L&T reported below expected growth in gross revenue at Rs.12,704 crore against Rs.12,078 crore, up by 5 per cent. During the quarter, the company generated fresh orders of Rs.25,159 crore, up 28 per cent as compared to the same period last year.
Earnings dip
“The main reason for the decline in net profit was due to dip in earnings before interest, tax, depreciation and amortisation (EBITDA), and other income. The quarterly dip is not indicative of the year ahead,” said R. Shankar Raman, whole-time director and Chief Financial Officer (CFO).
He said EBITDA during the quarter dropped from 9.1 per cent to 8.5 per cent on account of lower volume of sales. He said the capacity set up for power, hydrocarbon, metals and mineral vertical remained underutilised due to shrinkage in order flow. “Concern in the power, mining and mineral sectors remains,” he added.

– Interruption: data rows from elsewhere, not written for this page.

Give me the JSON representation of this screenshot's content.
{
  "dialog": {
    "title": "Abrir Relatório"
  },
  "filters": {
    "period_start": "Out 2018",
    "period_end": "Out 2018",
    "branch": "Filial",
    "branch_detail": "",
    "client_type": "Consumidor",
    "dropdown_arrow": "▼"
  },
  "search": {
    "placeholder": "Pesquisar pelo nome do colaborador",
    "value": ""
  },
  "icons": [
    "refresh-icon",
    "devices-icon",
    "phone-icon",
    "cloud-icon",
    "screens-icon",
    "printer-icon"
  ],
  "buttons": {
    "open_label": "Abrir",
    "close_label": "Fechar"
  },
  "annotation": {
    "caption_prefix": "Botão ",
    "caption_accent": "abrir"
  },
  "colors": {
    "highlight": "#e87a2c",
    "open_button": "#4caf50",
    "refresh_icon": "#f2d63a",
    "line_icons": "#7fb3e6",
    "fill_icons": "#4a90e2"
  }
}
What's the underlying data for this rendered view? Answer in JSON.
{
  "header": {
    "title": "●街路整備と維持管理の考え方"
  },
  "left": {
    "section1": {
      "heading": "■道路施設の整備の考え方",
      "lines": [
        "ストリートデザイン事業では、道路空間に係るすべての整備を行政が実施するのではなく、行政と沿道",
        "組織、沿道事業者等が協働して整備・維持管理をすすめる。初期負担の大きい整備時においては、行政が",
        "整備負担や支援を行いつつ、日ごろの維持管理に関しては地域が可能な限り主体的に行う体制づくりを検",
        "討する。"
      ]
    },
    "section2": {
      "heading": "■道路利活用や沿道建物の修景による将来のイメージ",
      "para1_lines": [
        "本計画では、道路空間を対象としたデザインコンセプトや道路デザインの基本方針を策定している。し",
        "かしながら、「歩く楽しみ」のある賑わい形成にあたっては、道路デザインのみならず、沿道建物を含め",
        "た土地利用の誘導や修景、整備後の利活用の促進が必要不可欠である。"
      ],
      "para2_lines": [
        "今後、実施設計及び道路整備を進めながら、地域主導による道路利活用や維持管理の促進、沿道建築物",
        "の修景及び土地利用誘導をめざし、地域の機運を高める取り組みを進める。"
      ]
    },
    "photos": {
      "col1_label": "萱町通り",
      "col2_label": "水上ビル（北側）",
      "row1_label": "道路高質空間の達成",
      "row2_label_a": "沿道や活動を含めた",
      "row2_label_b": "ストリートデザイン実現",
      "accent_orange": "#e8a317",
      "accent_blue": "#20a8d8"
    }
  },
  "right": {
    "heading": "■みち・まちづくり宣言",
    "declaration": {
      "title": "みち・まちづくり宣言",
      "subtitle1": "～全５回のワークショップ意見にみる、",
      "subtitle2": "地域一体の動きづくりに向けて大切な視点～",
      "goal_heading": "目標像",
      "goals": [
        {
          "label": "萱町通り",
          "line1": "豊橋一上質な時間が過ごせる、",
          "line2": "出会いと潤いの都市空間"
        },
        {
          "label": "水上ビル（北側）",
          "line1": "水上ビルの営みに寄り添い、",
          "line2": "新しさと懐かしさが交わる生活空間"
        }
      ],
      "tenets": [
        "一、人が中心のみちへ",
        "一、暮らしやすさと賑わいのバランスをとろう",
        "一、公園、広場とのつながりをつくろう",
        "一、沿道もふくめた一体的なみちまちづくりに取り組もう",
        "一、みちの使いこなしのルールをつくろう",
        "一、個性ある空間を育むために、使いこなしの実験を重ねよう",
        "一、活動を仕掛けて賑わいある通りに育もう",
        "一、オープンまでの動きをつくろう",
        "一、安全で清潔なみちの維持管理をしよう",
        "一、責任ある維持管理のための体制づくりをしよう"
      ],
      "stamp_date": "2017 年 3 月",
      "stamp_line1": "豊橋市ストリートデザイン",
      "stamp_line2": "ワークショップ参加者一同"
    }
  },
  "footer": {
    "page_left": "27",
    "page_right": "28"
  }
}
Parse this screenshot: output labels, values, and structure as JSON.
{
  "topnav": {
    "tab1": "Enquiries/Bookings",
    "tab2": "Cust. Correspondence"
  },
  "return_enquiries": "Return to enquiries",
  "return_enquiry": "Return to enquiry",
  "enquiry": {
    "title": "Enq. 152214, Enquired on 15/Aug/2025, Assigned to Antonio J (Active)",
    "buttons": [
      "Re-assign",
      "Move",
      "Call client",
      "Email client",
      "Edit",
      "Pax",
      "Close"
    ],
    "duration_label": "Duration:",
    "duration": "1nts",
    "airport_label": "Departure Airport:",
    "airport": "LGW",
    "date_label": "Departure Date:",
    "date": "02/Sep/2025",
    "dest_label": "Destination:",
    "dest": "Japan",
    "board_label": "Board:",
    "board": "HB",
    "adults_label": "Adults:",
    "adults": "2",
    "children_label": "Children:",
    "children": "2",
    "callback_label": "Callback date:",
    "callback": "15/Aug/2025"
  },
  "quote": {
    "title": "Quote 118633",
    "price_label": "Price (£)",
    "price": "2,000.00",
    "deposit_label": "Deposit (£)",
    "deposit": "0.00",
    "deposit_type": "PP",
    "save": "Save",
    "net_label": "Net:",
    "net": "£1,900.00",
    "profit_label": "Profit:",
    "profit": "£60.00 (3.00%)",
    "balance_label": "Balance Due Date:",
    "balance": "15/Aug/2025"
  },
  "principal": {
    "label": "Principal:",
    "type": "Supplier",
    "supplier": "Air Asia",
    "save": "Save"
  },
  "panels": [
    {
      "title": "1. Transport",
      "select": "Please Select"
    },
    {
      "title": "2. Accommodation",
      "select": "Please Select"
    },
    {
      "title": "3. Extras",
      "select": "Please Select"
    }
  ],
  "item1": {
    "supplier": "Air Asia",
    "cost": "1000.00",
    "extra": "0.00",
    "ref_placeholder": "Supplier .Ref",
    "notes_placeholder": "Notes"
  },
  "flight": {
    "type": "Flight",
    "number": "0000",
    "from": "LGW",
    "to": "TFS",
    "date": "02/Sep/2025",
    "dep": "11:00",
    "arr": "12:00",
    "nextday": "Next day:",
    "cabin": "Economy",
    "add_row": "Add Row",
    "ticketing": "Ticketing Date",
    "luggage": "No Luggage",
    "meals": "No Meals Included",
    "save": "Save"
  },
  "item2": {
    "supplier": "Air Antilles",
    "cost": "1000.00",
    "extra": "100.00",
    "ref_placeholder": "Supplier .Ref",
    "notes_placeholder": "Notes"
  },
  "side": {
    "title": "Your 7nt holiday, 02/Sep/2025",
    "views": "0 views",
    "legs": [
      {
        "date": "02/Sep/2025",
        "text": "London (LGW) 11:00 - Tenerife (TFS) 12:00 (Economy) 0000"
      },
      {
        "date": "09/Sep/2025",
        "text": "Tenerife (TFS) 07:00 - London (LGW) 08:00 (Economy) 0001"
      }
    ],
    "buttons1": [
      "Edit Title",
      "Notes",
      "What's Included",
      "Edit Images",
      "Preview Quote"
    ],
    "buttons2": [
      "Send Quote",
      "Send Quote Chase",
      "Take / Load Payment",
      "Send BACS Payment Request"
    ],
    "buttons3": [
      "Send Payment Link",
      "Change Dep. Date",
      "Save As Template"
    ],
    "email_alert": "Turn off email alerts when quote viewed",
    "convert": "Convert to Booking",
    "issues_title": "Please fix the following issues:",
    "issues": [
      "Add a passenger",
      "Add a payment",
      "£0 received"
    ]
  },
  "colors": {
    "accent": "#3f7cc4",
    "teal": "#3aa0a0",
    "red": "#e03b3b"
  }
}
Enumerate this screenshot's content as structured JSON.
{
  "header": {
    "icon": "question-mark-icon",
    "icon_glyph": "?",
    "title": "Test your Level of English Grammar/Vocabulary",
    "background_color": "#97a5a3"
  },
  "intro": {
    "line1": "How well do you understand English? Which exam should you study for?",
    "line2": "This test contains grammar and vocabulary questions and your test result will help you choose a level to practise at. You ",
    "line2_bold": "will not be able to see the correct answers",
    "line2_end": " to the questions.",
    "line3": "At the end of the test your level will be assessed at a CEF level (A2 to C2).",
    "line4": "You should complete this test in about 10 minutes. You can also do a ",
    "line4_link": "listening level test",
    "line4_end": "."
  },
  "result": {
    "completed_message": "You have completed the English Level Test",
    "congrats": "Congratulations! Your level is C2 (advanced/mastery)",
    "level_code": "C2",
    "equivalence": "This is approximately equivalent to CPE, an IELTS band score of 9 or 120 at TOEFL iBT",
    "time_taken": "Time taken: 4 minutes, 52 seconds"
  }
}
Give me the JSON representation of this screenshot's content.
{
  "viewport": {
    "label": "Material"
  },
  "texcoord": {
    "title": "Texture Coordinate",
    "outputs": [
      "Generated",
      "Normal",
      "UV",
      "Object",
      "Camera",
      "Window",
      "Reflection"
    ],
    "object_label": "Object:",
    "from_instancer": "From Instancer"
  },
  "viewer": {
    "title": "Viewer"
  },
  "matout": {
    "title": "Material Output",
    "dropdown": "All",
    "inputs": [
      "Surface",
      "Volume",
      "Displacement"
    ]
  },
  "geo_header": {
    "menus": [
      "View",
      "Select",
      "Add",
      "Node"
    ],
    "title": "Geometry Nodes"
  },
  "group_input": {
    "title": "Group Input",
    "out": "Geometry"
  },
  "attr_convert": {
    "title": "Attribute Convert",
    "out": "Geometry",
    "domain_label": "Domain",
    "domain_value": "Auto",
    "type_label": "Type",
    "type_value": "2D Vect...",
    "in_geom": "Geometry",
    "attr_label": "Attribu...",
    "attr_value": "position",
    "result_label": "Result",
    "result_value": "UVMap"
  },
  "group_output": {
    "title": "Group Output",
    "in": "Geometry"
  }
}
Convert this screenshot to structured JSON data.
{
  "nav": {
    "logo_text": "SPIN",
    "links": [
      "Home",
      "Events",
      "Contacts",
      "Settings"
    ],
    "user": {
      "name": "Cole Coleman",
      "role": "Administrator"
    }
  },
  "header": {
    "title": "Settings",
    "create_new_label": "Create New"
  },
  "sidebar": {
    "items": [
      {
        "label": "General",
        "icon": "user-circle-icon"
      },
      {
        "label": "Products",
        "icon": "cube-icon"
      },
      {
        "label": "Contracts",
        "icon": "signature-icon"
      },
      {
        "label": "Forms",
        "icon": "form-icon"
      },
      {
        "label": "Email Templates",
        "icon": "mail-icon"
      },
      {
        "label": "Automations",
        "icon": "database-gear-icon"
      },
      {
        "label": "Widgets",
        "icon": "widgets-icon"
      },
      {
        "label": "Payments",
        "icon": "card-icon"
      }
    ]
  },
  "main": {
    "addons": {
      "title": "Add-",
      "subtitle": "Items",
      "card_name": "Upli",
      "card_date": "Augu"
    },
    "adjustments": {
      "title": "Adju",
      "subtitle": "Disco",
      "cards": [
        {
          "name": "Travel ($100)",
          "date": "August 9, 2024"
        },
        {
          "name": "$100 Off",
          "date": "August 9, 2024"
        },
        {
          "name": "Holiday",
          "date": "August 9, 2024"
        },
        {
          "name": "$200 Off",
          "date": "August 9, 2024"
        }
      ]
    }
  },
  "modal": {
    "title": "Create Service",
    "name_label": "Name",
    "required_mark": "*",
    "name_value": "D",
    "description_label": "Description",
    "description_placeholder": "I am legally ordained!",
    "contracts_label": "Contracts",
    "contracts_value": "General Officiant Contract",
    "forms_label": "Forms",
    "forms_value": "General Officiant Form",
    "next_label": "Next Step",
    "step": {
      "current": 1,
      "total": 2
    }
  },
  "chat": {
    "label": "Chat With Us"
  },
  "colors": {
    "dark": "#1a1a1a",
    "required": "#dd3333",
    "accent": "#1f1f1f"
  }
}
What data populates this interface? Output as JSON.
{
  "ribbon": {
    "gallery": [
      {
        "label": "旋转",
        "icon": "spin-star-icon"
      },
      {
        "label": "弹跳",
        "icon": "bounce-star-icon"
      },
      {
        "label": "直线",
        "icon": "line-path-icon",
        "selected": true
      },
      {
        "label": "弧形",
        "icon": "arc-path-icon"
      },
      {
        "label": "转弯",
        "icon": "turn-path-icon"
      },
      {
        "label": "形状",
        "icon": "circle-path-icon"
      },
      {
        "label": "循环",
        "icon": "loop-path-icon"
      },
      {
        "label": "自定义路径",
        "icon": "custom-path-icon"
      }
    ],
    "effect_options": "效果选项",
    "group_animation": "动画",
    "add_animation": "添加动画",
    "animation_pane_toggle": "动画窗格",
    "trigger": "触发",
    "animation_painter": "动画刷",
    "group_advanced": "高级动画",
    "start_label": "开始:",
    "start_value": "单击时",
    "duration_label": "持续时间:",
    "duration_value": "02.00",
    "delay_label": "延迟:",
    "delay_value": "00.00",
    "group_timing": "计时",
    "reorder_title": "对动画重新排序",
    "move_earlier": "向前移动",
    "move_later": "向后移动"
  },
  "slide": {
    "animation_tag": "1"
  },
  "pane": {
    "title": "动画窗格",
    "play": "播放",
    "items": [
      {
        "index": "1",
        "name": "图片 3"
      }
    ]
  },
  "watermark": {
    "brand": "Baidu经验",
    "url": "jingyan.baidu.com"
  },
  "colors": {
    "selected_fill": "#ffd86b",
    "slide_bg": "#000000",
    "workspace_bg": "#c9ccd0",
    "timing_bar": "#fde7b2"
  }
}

“The (overall) situation is challenging on the ground despite the government pushing through big ticket reforms. For the next two years, the situation looks challenging so we are looking at international project to improve margins,” said K. Venkataramanan, CEO and Managing Director.
As the results were below market expectations, the L&T stock bore the brunt, and plunged sharply after the announcement of the results to close at Rs.901.95, down 7.46 per cent on the BSE.
“L&T numbers are lower than our expectations. Notwithstanding the disappointing numbers, on a long-term basis, we continue to be positive on the company,” said Sanjeev Zarbade, Vice-President-Private Client Group Research, Kotak Securities.